Предпочтение и отклонение, а также акты выбора и принимаемые решения, в которых они реализуются, не являются актами измерения. Деятельность не измеряет полезность или ценность; она выбирает между альтернативными вариантами. Не существует абстрактной проблемы совокупной полезности или совокупной ценности[1Важно отметить, что эта глава рассматривает не цены или рыночную ценность, а субъективную потребительную ценность. Cм. гл. XVI.]. Нет рациональной процедуры, которая вела бы от оценки определенного количества или числа вещей к определению ценности большего или меньшего количества или числа. Не существует способов подсчета совокупной ценности запаса, если известны только ценности его частей. Отсутствуют способы установления ценности части запаса, если известна только ценность совокупного запаса. В мире ценности и оценок нет арифметических действий; вычисления ценности не существует. Оценка совокупного запаса из двух предметов может отличаться от оценки частей этого запаса. Человек, имеющий семь коров и семь лошадей, может ценить одну лошадь выше, чем одну корову, и когда встанет перед выбором, предпочтет отказаться от одной коровы, а не от одной лошади. Но в то же время, если ему придется выбирать между всем запасом лошадей и всем запасом коров, этот же человек может предпочесть оставить коров и отказаться от лошадей. Понятия совокупной полезности и совокупной ценности бессмысленны, если не применяются в ситуации, где люди должны делать выбор между совокупными запасами. Вопрос о том, что более полезно и ценно – золото как таковое или железо как таковое, имеет смысл только в ситуации, где человечеству или какой-либо изолированной части человечества предстоит выбирать между всем имеющимся золотом и всем имеющимся железом.

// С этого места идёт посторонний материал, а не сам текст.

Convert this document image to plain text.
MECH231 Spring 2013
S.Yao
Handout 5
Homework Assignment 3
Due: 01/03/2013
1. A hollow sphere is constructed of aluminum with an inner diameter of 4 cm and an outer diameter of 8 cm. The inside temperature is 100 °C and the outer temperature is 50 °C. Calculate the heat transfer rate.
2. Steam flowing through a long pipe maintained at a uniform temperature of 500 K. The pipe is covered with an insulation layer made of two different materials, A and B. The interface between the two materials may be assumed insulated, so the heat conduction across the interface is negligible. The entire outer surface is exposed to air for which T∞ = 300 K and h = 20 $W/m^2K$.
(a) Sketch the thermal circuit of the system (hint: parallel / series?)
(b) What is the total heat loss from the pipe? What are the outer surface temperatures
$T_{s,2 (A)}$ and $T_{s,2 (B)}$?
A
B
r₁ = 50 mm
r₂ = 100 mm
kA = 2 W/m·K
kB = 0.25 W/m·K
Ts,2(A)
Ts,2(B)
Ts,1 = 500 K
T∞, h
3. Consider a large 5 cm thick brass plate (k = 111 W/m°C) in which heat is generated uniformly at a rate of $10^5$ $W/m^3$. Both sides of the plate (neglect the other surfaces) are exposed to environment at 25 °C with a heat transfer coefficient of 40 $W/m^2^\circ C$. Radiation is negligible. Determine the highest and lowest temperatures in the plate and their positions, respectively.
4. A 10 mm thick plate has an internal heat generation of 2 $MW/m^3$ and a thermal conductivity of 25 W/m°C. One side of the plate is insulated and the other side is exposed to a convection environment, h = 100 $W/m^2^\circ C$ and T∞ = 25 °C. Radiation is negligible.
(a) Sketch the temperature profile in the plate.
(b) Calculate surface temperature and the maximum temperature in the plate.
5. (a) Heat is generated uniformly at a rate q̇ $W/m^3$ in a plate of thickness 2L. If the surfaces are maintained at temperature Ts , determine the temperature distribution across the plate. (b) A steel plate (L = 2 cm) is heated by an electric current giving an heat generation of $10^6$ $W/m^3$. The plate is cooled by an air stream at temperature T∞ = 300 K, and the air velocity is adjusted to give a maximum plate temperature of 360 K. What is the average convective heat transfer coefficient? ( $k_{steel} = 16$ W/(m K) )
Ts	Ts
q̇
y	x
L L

Субъективная оценка относится только к запасу, с которым связан конкретный акт выбора. Запас ex definitione[*По определению (лат.). – Прим. пер.] всегда состоит из однородных частей, каждая из которых способна оказывать одни и те же услуги и быть замененной любой другой частью. Поэтому для акта выбора несущественно какая именно часть является его объектом. Все части – единицы – имеющегося запаса считаются равно полезными и ценными, если возникает необходимость отказаться от одной из них. Если запас уменьшился в результате утраты одной единицы, действующий человек должен заново решать как использовать разные единицы оставшегося запаса. Очевидно, что меньший запас не способен оказать всех тех услуг, которые мог оказать больший запас. То применение разных единиц, которое в новых условиях более не обеспечивается, было, по мнению действующего человека, наименее насущным применением из тех, которые были назначены разным единицам большего запаса. Удовлетворение, которое он получает от использования одной единицы по этому назначению, было наименьшим среди удовлетворений, приносимых ему единицами большего запаса. Именно ценность этого предельного удовлетворения и составляет предмет решения, когда встает вопрос об отказе от одной единицы совокупного запаса. Сталкиваясь с проблемой приписывания ценности одной единице однородного запаса, человек принимает решение исходя из ценности наименее важного применения, которое он находит для единиц совокупного запаса; он принимает решение исходя из предельной полезности.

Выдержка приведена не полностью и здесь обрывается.